Hudson was seconded in his idea by Robert Pearce, a Liberal Member of the British Parliament who introduced the first Daylight Saving Bill to the House of Commons in 1908. After some consideration it was discarded and even though the following years saw several other bills they all also failed. So it was left to the Germans during the war to begin what today is Salomé’s torture, with Britain, most of its allies and many European neutrals following suit. Russia and a few other countries waited until the following year, and the United States adopted DST in 1918. However, most countries (except Canada, the UK, France and Ireland) dropped it after the war and brought it back during WW II. Then it became widely adopted, particularly in Europe and North America in the 1970s as a result of the energy crisis.
However, there is no general agreement on the benefits or detriments of DST. Personally, at my age, I have no problem with putting the clock forward, putting it back or leaving it alone other than remembering to do so.

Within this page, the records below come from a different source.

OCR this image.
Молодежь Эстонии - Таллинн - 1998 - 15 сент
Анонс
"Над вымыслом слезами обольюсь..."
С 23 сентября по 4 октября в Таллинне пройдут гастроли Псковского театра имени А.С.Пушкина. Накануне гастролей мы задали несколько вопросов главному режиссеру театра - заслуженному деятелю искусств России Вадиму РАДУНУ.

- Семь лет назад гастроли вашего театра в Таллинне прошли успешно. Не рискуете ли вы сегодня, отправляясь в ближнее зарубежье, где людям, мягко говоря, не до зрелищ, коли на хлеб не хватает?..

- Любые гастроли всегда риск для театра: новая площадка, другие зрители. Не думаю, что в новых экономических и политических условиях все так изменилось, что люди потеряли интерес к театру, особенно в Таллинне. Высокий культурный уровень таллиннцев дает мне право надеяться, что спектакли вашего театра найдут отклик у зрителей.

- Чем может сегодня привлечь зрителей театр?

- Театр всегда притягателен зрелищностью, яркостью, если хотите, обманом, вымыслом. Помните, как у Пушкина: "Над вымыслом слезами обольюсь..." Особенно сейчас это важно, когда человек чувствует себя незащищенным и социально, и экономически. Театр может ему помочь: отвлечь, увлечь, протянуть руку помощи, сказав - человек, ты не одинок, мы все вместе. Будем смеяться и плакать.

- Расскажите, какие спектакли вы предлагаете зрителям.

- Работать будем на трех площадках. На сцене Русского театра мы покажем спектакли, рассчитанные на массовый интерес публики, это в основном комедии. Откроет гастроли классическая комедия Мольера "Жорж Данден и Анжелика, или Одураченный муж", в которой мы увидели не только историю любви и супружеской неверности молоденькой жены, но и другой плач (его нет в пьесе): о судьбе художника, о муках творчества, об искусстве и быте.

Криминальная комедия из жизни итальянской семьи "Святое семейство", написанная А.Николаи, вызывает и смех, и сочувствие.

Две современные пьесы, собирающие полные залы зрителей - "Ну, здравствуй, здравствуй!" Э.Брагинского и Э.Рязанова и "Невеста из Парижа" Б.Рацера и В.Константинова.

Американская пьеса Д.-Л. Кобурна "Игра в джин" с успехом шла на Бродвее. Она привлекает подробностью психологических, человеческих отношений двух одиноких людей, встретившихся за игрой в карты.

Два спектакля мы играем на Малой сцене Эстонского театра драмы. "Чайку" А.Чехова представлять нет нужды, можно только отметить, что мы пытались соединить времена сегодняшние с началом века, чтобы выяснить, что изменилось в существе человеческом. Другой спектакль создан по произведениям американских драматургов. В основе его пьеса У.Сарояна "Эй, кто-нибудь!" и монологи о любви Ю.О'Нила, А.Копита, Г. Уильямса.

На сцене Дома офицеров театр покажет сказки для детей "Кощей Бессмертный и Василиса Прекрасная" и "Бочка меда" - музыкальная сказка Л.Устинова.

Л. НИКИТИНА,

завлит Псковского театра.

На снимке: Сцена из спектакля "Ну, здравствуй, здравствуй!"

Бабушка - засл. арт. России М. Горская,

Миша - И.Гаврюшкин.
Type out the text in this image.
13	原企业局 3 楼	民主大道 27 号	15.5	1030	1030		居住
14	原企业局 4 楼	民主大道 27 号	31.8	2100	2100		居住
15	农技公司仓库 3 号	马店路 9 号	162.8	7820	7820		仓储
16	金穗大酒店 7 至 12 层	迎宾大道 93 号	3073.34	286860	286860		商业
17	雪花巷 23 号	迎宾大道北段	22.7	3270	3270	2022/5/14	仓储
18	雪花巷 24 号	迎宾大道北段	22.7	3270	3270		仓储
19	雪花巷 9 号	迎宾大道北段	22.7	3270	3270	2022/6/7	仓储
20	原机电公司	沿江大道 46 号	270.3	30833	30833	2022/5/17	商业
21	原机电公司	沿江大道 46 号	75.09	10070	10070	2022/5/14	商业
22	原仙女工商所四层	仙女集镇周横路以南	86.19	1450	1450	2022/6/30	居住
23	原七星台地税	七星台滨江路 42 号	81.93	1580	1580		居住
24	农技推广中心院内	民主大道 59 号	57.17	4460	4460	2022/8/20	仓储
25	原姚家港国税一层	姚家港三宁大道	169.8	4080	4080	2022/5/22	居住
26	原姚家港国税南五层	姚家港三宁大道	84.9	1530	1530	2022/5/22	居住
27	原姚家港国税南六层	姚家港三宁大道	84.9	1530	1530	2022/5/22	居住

Since hearing the Spring Forward/Fall Back reminder, I no longer have trouble knowing whether we are adding or subtracting an hour from our day. However, if I look at the detrimental effects on health that Wikipedia delights in enumerating, I might side with Salomé in thinking that we humans should leave well enough alone.
Although some benefits due to greater exposure to sunlight seem to be favored by the hour shift, the negative effects include an increased risk of heart attack (10%), sleep disruption and severe effects on seasonal adaptation of the circadian rhythm which can last for weeks. It also has a disruptive effect on sleep for a lot of people. I would have no idea if this is having an effect on me as the hour change comes shortly after my trip home from Mexico from which I am still experiencing a certain amount of jet-lag that is affecting my sleep anyway. Salomé sleeps off and on all day long so it would be difficult to determine if there is any sleep deprivation in her case.
It is now 6:15 in the evening and there is a little black nose pushing against my thigh to remind me that she believes it is time for my dinner (around 7- 7:15)… which, of course, means that she gets titbits and to lick some of the cooking dishes when there are yummy leftovers. Oh dear… I think Salomé has DST-lag which will probably last for a few days and maybe clear up with my jet-lag.